It Pays To Run A Postal Service

Australia Post announced February 23rd that Fahour has resigned, as of July 2017. Although there is no mention of why or where Fahour is going, the press release sings his praises.

Who makes more? The head of the postal service or the head of state?

In Australia, the answer is “postal service.”

According to the Associated Press, Ahmed Fahour (right), managing director of Australia Post, was paid AU$4.4 million in salary and a AU$1.2 million bonus in the last fiscal year.

Prime Minister Malcolm Turnbull should deliver mail: He wasn’t paid a tenth as much — just AU$507,000.

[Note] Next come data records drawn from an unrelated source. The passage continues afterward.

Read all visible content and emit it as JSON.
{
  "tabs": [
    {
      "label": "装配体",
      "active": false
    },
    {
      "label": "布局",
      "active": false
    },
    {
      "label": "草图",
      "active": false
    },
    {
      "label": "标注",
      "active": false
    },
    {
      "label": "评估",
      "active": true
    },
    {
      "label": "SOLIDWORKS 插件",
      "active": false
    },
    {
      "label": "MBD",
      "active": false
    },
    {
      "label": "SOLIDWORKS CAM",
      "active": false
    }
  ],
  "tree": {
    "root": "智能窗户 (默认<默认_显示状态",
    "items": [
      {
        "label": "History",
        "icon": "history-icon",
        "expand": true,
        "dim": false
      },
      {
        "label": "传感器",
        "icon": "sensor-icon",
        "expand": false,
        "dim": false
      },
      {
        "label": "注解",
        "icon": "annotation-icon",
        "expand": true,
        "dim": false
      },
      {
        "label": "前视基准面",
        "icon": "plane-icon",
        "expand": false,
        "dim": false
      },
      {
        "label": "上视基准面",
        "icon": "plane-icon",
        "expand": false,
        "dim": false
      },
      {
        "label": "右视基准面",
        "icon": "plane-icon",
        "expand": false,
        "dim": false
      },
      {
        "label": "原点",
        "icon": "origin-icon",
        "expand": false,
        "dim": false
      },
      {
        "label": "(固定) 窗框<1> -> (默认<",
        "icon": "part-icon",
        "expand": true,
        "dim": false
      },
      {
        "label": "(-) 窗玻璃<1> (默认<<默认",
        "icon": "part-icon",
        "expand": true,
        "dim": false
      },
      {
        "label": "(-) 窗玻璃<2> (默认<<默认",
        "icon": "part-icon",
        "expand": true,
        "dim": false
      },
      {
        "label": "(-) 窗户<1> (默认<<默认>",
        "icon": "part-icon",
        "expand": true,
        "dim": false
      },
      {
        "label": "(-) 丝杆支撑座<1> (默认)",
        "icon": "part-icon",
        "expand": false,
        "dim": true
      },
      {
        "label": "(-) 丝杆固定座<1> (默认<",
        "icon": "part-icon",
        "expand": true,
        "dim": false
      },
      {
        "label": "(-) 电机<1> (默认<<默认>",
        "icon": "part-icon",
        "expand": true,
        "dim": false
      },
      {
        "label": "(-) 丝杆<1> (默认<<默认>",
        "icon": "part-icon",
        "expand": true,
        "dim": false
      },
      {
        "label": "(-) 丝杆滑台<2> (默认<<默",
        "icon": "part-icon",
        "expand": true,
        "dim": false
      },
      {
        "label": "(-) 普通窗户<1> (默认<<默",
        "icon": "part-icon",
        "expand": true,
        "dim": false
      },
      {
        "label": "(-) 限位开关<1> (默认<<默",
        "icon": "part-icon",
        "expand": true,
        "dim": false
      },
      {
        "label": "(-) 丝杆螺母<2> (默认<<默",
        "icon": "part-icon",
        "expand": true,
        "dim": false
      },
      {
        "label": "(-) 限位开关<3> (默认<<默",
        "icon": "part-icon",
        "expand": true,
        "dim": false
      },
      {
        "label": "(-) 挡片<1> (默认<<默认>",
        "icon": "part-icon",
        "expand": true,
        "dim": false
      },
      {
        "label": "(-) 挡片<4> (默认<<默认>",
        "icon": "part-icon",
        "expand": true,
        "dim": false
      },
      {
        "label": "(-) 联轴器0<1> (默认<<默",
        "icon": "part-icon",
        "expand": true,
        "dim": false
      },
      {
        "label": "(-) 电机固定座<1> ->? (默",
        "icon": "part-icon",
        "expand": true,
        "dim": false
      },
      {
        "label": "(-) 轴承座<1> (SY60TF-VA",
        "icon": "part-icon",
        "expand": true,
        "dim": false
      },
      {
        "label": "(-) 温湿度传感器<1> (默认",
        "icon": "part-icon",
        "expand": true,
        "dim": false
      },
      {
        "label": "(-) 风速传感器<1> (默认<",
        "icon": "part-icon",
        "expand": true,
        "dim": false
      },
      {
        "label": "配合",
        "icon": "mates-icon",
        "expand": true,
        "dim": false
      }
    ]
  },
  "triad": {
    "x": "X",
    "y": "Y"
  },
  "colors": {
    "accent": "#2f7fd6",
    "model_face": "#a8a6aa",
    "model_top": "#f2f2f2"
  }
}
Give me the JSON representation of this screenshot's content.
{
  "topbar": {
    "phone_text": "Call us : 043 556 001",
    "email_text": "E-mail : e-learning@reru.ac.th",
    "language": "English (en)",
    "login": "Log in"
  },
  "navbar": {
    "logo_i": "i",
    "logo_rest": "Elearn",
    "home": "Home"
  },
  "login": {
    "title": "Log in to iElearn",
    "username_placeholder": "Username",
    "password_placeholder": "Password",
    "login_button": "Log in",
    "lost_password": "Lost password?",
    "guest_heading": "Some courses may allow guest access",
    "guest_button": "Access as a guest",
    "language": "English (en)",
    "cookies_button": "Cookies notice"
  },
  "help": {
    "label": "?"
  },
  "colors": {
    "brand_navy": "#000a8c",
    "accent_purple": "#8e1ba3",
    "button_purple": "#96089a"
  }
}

The AP points out that U.S. Postmaster General Megan Brennan only made $286,137 last year, but in fairness, we should point out that the Australian dollar is only worth 76% of the U.S. dollar. So Brennan made AU$374,780.72, while Fahour “only” made US$4.3 million (US$4,275,090.99, to be exact). That’s at today’s exchange rate; it wasn’t that much different last year.

Just as an aside, the President of the United States receives an annual salary of US$400,000, or AU$524,179.20.

Australia Post didn’t want the senate committee to disclose how much Fahour made, saying it and its top executives “would become targets of unwarranted media attention.” Such as showing up in The Virtual Stamp Club’s LloydBlog.

Turnbull was a banker before entering politics and has a personal fortunate estimated at AU$200 million, but he says he told Australian Post’s chairman “that remuneration is too high.”

“As someone who spent most of his life in the business world before I came into politics, I think that is a very big salary for that job,” Turnbull told reporters.

(By the way, the Associated Press referred to the postal agency throughout its story as “Australian Post.”

2 thoughts on “It Pays To Run A Postal Service

  1. A minor correction to this article. Prime Minister Malcolm Turnbull is not Australia’s head of state. He is the head of Australia’s government. The head of state is Queen Elizabeth II.